First, a disclaimer: this is NOT an endorsement for fast food.  Whenever possible, you should prepare and cook your own food, avoiding the processed, homogenized, and steroid-injected items that frequent the aisles of our supermarkets.  This is, instead, a user’s guide for those busy days when the local drive-thru is your only viable option.

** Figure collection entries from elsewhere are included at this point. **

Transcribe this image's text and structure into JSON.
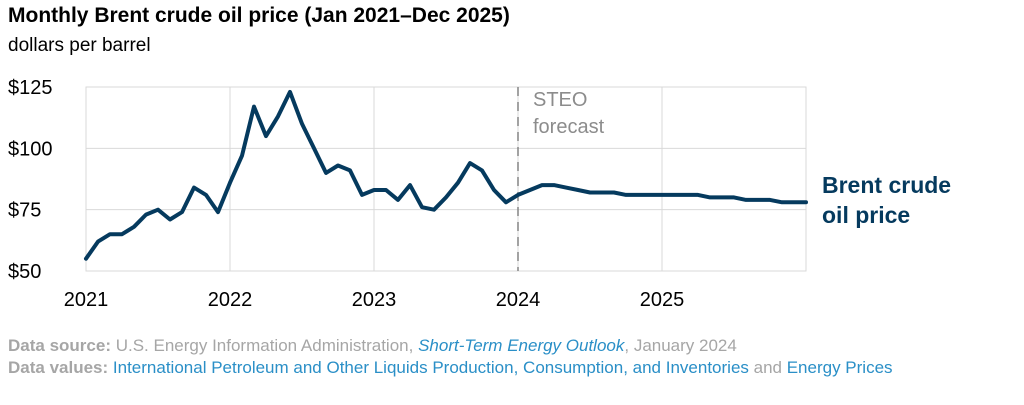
{
  "title": "Monthly Brent crude oil price (Jan 2021–Dec 2025)",
  "subtitle": "dollars per barrel",
  "source": {
    "source_label": "Data source:",
    "source_org": " U.S. Energy Information Administration, ",
    "source_pub": "Short-Term Energy Outlook",
    "source_date": ", January 2024",
    "values_label": "Data values:",
    "values_link1": "International Petroleum and Other Liquids Production, Consumption, and Inventories",
    "values_and": " and ",
    "values_link2": "Energy Prices"
  },
  "colors": {
    "series": "#053a5e",
    "grid": "#d9d9d9",
    "forecast_line": "#8c8c8c",
    "forecast_text": "#8c8c8c",
    "source_gray": "#a6a6a6",
    "link_blue": "#2a8fc7"
  },
  "chart_data": {
    "type": "line",
    "xlim": [
      2021,
      2026
    ],
    "ylim": [
      50,
      125
    ],
    "x_ticks": [
      2021,
      2022,
      2023,
      2024,
      2025
    ],
    "x_tick_labels": [
      "2021",
      "2022",
      "2023",
      "2024",
      "2025"
    ],
    "y_ticks": [
      50,
      75,
      100,
      125
    ],
    "y_tick_labels": [
      "$50",
      "$75",
      "$100",
      "$125"
    ],
    "grid": true,
    "forecast_start": 2024,
    "forecast_label": [
      "STEO",
      "forecast"
    ],
    "series": [
      {
        "name": "Brent crude oil price",
        "label_lines": [
          "Brent crude",
          "oil price"
        ],
        "x": [
          "2021-01",
          "2021-02",
          "2021-03",
          "2021-04",
          "2021-05",
          "2021-06",
          "2021-07",
          "2021-08",
          "2021-09",
          "2021-10",
          "2021-11",
          "2021-12",
          "2022-01",
          "2022-02",
          "2022-03",
          "2022-04",
          "2022-05",
          "2022-06",
          "2022-07",
          "2022-08",
          "2022-09",
          "2022-10",
          "2022-11",
          "2022-12",
          "2023-01",
          "2023-02",
          "2023-03",
          "2023-04",
          "2023-05",
          "2023-06",
          "2023-07",
          "2023-08",
          "2023-09",
          "2023-10",
          "2023-11",
          "2023-12",
          "2024-01",
          "2024-02",
          "2024-03",
          "2024-04",
          "2024-05",
          "2024-06",
          "2024-07",
          "2024-08",
          "2024-09",
          "2024-10",
          "2024-11",
          "2024-12",
          "2025-01",
          "2025-02",
          "2025-03",
          "2025-04",
          "2025-05",
          "2025-06",
          "2025-07",
          "2025-08",
          "2025-09",
          "2025-10",
          "2025-11",
          "2025-12"
        ],
        "values": [
          55,
          62,
          65,
          65,
          68,
          73,
          75,
          71,
          74,
          84,
          81,
          74,
          86,
          97,
          117,
          105,
          113,
          123,
          110,
          100,
          90,
          93,
          91,
          81,
          83,
          83,
          79,
          85,
          76,
          75,
          80,
          86,
          94,
          91,
          83,
          78,
          81,
          83,
          85,
          85,
          84,
          83,
          82,
          82,
          82,
          81,
          81,
          81,
          81,
          81,
          81,
          81,
          80,
          80,
          80,
          79,
          79,
          79,
          78,
          78
        ]
      }
    ]
  }
}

For the purposes of this article, I’ve selected three of the more popular and abundant American fast food chains to use as examples: McDonalds, Taco Bell, and Subway.  The marketing strategies and menu of each respective corporation might color your initial opinions about which is “healthy,” but perception is not always reality.  Subway has been peddling the Jared weight-loss program for years, yet one of their most popular sandwiches, the footlong Chicken Bacon Ranch, totals over 1100 calories, 2,800 mg of sodium, and an 8/1 carb/fiber ratio.  Taco Bell’s Fiesta Taco Salad totals 840 calories, 400 of which are from fat, and 1,780 mg of sodium.  But McDonalds’ Double Quarter Pounder with Cheese, arguably the worst thing on their menu, comes in at 740 calories, 1380mg of sodium, and a 40/3 carb/fiber ratio.  I’m not advocating you go out and start scarfing Double Quarter Pounders, I’m simply making a point: Just because it’s a sandwich or a salad does not mean it’s good for you.  Sauces, dressings, and portion size are killers on fast food menus, so don’t be fooled. You can find a reasonably healthy meal at any of these establishments if you know what to look for.

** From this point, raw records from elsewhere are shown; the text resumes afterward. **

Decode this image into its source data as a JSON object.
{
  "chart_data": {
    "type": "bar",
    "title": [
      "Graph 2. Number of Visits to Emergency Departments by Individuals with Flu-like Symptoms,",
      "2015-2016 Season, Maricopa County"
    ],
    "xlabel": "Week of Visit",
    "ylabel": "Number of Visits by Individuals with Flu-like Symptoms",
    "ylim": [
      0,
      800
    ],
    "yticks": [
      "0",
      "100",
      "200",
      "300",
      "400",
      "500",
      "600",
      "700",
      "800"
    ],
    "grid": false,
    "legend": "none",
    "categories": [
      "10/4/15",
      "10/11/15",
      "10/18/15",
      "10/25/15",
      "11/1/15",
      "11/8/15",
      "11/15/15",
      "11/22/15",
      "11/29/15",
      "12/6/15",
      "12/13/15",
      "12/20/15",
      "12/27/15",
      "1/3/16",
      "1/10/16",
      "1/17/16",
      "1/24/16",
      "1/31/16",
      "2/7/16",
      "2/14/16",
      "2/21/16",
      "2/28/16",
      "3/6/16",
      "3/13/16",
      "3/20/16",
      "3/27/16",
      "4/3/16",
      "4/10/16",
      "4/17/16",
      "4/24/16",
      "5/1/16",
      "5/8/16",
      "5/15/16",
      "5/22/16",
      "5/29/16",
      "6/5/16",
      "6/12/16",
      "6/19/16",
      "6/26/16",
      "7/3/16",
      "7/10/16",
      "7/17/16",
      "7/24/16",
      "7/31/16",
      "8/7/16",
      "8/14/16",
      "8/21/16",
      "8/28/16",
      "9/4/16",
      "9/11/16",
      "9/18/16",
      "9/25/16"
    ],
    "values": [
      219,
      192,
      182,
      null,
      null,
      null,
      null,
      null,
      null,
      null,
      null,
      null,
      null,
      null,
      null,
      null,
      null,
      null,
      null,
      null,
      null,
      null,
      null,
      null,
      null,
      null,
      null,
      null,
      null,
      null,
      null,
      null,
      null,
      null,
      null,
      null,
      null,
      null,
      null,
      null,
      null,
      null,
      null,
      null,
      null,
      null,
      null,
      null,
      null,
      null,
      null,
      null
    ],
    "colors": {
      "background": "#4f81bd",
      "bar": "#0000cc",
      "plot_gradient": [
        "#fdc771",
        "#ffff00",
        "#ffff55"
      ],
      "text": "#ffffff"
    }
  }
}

So, what, and where, can you eat?  First thing’s first, STOP EATING SO MUCH!!!  Just because its cheap to “supersize” something, doesn’t mean you have to do it.  Michael Phelps may be able to handle 6000 calories a day, but he also swims roughly the same number of hours you sit at your desk.

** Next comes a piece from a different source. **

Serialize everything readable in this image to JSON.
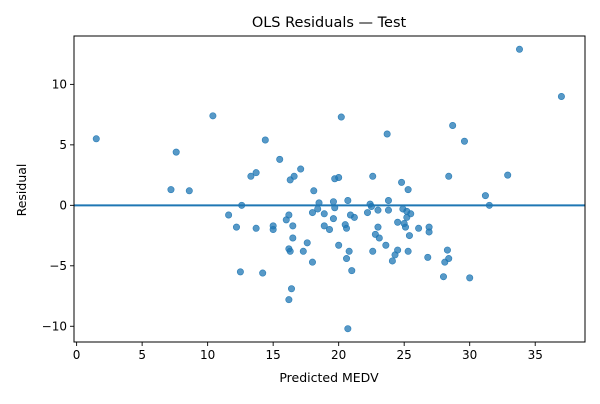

Second, focus on ordering things your body should have rather than avoiding those it shouldn’t.  Minimally processed foods are easier for your body to digest, so aim for meats that look like meat; i.e. grilled chicken or steak.  Nix the slimy cold cuts at Subway and the ground beef at McDonalds and Taco Bell.  Also, fiber will slow the rapid absorption of sugar into your bloodstream, a major cause of early onset diabetes and excess fat storage, so look for meals that are high in fiber.  This is not going to be easy because it typically means finding the vegetables on the menu.  For example, rather than dialing up a large order of McDonalds fries (570 calories, 330mg of sodium, 10/1 carb/fiber) to go with your Grilled McChicken, substitute a side salad.  Or, when the Subway sandwich technician asks you what you want on your sweet onion chicken teriyaki, opt for the green peppers and tomatoes rather than the double meat and extra cheese.

Finally, don’t underestimate the impact of beverages.  You can order 5 side salads and eat a bowl of Fiber One cereal if you want to, but chase it down with 40 ounces of cola and your insulin will spike and you will store fat.  If you’re serious about limiting the impact of fast food on your health, you should drink water— even if it means sacrificing that 99-cent portion of your value meal.

We all know that the real world rarely allows for 3 balanced, home cooked meals in a day, but that doesn’t give us an excuse to abuse our bodies with saturated fat, sodium, and sugar.  Be informed and use common sense.  It takes about 5 minutes and a very simple Google search to find all the menu nutrition information you’ll ever need.